Washing Halloween shirt now. It was a little misshapen from hanging from the hanger in the closet all year. (Washing other stuff also in that load, of course.)
Was at store earlier to buy the Halloween candy. Some of it even has vitamins (the Starbursts). Also got kisses with almonds and mini peanut butter cups. (You can see the werewolf hanging by the door. Click image to enlarge.)
Here's Markos on Lieberman:
When my daughter was born, my then-3-year-old son clearly felt neglected, as first children always do in such situations. And as always happens, my son started acting up in a play for attention. In his case, he regressed on his potty training, crapping his pants. In a bid for attention, that certainly worked.

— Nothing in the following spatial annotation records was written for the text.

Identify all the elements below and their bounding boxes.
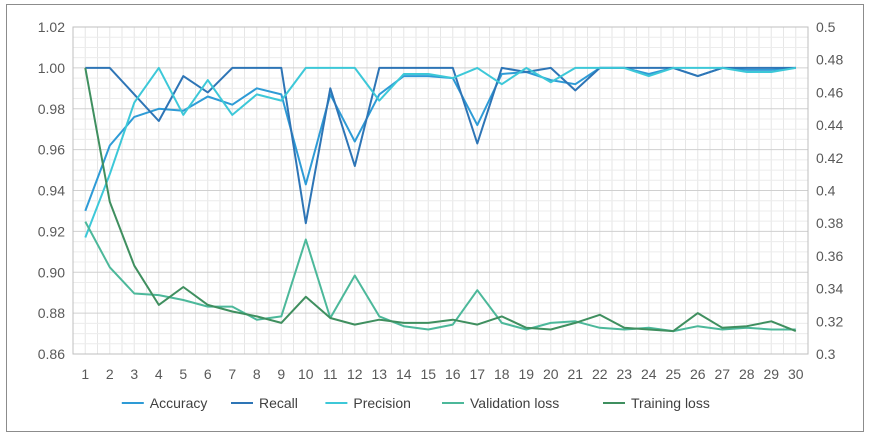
y-tick-label: 0.98	[38, 101, 65, 117]
x-tick-label: 27	[714, 366, 730, 382]
y-tick-label: 0.90	[38, 264, 65, 280]
x-tick-label: 26	[690, 366, 706, 382]
x-tick-label: 11	[323, 366, 338, 382]
x-tick-label: 3	[130, 366, 138, 382]
y2-tick-label: 0.46	[816, 84, 843, 100]
x-tick-label: 14	[396, 366, 412, 382]
y-tick-label: 0.86	[38, 346, 65, 362]
series-line-validation-loss	[84, 221, 796, 333]
y2-tick-label: 0.38	[816, 215, 843, 231]
x-tick-label: 19	[518, 366, 534, 382]
x-tick-label: 16	[445, 366, 461, 382]
x-tick-label: 5	[179, 366, 187, 382]
y2-tick-label: 0.42	[816, 150, 843, 166]
y2-tick-label: 0.36	[816, 248, 843, 264]
x-tick-label: 4	[155, 366, 163, 382]
y2-tick-label: 0.5	[816, 19, 836, 35]
series-line-training-loss	[84, 67, 797, 333]
x-tick-label: 20	[543, 366, 559, 382]
legend-label-precision: Precision	[353, 395, 411, 411]
y2-tick-label: 0.34	[816, 281, 843, 297]
y-tick-label: 1.02	[38, 19, 65, 35]
x-tick-label: 8	[253, 366, 261, 382]
plot-area	[72, 26, 809, 355]
y-tick-label: 0.94	[38, 183, 65, 199]
x-tick-label: 10	[298, 366, 314, 382]
x-tick-label: 21	[567, 366, 583, 382]
x-tick-label: 17	[469, 366, 485, 382]
y-tick-label: 0.96	[38, 142, 65, 158]
x-tick-label: 18	[494, 366, 510, 382]
y-tick-label: 0.88	[38, 305, 65, 321]
x-tick-label: 24	[641, 366, 657, 382]
series-line-precision	[84, 66, 796, 238]
x-tick-label: 28	[739, 366, 755, 382]
legend-label-recall: Recall	[259, 395, 298, 411]
y2-tick-label: 0.48	[816, 52, 843, 68]
x-tick-label: 22	[592, 366, 608, 382]
y2-tick-label: 0.3	[816, 346, 836, 362]
x-tick-label: 30	[788, 366, 804, 382]
y-tick-label: 0.92	[38, 223, 65, 239]
y2-tick-label: 0.32	[816, 313, 843, 329]
x-tick-label: 29	[763, 366, 779, 382]
x-tick-label: 23	[616, 366, 632, 382]
y-tick-label: 1.00	[38, 60, 65, 76]
x-tick-label: 2	[106, 366, 114, 382]
y2-tick-label: 0.44	[816, 117, 843, 133]
x-tick-label: 25	[665, 366, 681, 382]
legend-label-accuracy: Accuracy	[150, 395, 208, 411]
legend-label-validation-loss: Validation loss	[470, 395, 559, 411]
x-tick-label: 6	[204, 366, 212, 382]
series-line-recall	[85, 66, 796, 225]
x-tick-label: 15	[420, 366, 436, 382]
x-tick-label: 7	[228, 366, 236, 382]
x-tick-label: 9	[277, 366, 285, 382]
x-tick-label: 12	[347, 366, 363, 382]
legend-label-training-loss: Training loss	[631, 395, 710, 411]
x-tick-label: 13	[371, 366, 387, 382]
y2-tick-label: 0.4	[816, 183, 836, 199]
x-tick-label: 1	[81, 366, 89, 382]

Enter Joe Lieberman, and his successful bid for attention yesterday, promising to screw Democrats for the umpteenth time by joining Republicans in a filibuster of the Democratic health care plan. Whatever.
As much as our favorite boogeyman loves the limelight, there's one thing he loves even more -- being Senator. . . . [Recent poll in CT shows 68% favor public option (83% Dem, 33% Repub, 73% Ind)]
Lieberman can't afford to oppose his constituents on an issue of this magnitude and expect to have any hope of surviving reelection.
In other words, Lieberman is crapping his pants for attention. Call his bluff.
Laundry done. Watching "Project Runway" now.